Christian Westbrook Christian Westbrook - 1 year ago 47
C Question

Data Type Mismatch and Conflicting Compilers

I'm studying the basic concepts of the C Programming Language on a website called TutorialsPoint. Examples of source code on this website can include a "try it" button that opens up an on-line c programming environment with an on-line c compiler (GNU GCC version 4.7.2). In one example the sizeof() function is demonstrated. Here is the source code.

#include <stdio.h>
#include <limits.h>

int main() {

printf("Storage size for int : %d \n", sizeof(int));

return 0;

Link to the lesson: TutorialsPoint - C Data Types

When this program is compiled and executed within the on-line programming environment, the following output is produced:

"Storage size for int : 4"

When I attempt to compile the same code on my computer using the GNU GCC version 5.2.1, I receive the following error message:

gcc sizeofExample.c
sizeofExample.c: In function 'main':
sizeofExample.c:6:10: warning: format '%d' expects argument of type 'int',
but argument 2 has type 'long unsigned int' [-Wformat=]
printf("Storage size for int: %d \n", sizeof(int));

Here is my source code, just to be thorough:

#include <stdio.h>
#include <limits.h>

int main()
printf("Storage size for int : %d \n", sizeof(int));

return 0;

I understand that this error is the result of a data type mismatch between the %d [int data type] and the sizeof(int) [long unsigned int].

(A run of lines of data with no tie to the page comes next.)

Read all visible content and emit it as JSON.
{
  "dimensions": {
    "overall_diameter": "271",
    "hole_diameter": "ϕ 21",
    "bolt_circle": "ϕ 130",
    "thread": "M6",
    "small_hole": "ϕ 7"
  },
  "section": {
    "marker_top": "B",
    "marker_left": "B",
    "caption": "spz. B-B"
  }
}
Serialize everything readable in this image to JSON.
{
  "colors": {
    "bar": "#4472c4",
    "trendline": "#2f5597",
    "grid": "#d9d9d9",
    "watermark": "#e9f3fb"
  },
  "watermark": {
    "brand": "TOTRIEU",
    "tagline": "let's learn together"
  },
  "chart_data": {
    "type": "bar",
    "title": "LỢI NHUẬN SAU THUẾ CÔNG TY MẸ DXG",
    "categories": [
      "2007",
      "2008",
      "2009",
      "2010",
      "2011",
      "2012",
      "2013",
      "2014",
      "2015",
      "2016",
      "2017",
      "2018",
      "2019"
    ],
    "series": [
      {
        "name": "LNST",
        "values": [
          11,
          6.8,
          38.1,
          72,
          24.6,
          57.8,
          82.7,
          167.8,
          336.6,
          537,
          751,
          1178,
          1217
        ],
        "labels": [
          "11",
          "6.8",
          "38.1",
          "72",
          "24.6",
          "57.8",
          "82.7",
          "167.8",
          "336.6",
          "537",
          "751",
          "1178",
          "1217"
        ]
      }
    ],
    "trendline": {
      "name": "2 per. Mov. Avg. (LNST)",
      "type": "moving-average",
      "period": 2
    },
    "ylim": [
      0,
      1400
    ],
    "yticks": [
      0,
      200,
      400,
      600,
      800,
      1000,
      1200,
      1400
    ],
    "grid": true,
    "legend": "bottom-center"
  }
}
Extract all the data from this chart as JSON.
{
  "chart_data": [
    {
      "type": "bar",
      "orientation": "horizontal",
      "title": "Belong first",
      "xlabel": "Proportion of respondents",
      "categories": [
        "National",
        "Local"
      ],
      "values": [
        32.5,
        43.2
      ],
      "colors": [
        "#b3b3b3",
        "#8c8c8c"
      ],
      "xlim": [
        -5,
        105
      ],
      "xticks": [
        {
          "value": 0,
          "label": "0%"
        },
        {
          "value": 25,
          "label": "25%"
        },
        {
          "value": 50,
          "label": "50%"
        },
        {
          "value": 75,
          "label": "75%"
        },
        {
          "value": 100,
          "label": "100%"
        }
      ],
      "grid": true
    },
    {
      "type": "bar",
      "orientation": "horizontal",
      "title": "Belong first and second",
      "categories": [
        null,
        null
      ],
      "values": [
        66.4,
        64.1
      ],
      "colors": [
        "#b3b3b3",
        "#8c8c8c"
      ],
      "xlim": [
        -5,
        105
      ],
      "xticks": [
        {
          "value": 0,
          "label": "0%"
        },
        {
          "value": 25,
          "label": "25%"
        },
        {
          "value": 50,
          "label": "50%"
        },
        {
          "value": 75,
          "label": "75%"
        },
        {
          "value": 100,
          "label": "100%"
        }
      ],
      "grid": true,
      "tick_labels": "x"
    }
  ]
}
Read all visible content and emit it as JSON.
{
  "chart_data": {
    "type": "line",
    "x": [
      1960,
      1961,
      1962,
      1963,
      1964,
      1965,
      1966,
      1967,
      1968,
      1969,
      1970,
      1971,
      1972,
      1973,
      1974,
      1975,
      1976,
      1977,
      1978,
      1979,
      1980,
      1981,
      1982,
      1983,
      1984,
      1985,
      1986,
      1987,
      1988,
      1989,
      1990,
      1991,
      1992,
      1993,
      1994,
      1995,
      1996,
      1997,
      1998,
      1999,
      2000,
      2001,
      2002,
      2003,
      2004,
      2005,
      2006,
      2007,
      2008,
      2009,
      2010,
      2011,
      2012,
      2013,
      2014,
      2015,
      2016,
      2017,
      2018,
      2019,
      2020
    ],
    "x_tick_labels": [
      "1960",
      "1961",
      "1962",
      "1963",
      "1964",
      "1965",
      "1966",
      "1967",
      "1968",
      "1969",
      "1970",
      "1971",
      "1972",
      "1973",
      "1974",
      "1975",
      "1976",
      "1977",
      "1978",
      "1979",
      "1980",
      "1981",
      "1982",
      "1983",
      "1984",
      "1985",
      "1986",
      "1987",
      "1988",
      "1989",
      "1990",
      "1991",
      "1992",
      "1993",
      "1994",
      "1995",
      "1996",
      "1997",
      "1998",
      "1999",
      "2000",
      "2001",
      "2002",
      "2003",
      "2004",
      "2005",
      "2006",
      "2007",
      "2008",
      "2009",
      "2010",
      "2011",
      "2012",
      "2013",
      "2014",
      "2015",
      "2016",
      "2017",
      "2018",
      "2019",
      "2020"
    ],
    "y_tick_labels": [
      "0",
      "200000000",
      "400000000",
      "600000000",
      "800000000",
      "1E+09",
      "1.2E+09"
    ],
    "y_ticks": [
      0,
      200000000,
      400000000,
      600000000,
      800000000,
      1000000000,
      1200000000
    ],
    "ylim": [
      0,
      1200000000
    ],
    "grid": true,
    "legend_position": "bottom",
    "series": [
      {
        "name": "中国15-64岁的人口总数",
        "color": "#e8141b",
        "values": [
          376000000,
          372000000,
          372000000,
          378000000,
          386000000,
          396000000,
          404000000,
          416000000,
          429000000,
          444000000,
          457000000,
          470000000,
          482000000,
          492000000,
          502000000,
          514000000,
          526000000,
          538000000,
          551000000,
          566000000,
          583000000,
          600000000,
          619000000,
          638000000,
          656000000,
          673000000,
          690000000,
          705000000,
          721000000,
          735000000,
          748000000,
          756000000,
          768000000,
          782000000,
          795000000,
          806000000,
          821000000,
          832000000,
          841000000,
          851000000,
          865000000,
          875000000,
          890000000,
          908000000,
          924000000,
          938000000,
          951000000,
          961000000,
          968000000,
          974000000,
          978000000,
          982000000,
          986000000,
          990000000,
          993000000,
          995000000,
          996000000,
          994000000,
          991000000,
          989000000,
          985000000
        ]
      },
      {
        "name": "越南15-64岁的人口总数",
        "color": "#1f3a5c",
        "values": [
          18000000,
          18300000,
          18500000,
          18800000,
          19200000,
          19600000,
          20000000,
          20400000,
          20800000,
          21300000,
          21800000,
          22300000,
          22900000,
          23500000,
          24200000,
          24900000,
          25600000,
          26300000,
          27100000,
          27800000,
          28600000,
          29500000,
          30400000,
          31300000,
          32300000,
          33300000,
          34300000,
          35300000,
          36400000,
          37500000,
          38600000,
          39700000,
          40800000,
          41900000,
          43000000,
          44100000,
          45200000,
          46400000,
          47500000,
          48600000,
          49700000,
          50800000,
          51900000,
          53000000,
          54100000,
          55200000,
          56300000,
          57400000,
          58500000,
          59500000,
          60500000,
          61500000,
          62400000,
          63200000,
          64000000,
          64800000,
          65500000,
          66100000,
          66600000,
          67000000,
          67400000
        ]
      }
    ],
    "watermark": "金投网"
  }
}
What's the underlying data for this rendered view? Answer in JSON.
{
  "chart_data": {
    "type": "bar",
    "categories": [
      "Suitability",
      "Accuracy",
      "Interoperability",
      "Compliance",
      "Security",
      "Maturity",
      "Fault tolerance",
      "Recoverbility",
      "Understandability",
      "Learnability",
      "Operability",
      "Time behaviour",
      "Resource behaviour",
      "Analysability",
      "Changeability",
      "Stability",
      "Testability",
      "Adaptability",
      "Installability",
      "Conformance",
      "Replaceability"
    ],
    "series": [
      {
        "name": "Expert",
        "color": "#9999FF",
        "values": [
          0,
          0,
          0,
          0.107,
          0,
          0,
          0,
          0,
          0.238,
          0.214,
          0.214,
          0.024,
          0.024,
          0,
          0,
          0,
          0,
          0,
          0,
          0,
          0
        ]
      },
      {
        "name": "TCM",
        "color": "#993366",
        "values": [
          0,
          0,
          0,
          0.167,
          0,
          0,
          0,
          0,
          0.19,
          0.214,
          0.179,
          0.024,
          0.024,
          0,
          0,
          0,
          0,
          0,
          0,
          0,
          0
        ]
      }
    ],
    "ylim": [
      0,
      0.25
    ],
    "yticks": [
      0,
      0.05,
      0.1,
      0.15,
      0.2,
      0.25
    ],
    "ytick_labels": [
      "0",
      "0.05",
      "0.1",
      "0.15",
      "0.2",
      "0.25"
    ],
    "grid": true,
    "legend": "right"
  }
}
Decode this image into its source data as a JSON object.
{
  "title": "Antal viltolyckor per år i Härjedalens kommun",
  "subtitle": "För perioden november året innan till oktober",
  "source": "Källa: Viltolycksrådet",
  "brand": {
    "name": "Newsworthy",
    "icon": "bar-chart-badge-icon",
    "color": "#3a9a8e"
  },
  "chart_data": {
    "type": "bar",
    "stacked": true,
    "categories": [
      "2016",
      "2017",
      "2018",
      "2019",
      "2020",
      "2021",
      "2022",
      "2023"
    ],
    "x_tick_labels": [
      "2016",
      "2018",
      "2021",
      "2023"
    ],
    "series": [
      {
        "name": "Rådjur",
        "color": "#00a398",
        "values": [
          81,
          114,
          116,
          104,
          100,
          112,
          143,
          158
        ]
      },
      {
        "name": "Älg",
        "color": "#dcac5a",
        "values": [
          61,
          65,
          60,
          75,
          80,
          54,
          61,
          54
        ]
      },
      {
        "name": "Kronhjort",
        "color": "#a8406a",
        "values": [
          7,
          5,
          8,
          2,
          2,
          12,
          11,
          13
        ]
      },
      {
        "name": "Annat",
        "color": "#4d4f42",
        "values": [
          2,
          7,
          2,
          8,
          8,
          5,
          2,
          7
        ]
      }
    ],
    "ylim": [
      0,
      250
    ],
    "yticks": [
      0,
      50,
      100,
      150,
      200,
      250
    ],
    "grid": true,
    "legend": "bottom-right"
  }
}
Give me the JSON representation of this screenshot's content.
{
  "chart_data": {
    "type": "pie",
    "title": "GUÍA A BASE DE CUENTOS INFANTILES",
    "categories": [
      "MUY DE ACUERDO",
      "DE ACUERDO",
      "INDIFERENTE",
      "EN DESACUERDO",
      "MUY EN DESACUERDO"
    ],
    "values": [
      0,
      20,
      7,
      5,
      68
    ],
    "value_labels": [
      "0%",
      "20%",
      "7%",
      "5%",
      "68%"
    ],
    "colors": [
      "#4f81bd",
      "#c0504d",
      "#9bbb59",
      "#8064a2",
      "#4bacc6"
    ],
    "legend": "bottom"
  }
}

Why does my compiler detect a data type mismatch, while TutorialsPoint's on-line compiler does not?

Answer Source

sizeof produces a size_t result (an unsigned quantity which is usually 4 bytes on 32 bit systems, and 8 bytes on 64 bit systems). You should use an appropriate printf format code, in this case %zu (z means "width equivalent to size_t", u meaning "unsigned value"). That should work correctly on all systems (aside from a very few incredibly archaic systems that don't support the z size modifier).

The on-line compiler probably doesn't complain because either:

  1. It's not performing the in depth printf format code checking gcc does or
  2. It's a 32 bit compiler, and size_t and int are the same size (though differing in signedness) so there isn't a size mismatch there, while your local gcc is a 64 bit compiler, and the sizes differ.
  3. The compiler simply doesn't display warnings in order to keep output simple for beginners.

Note that gcc is only warning, not erroring out, so the code will finish compilation and run. Usually warnings indicate a problem though, so it was a good thing to investigate further.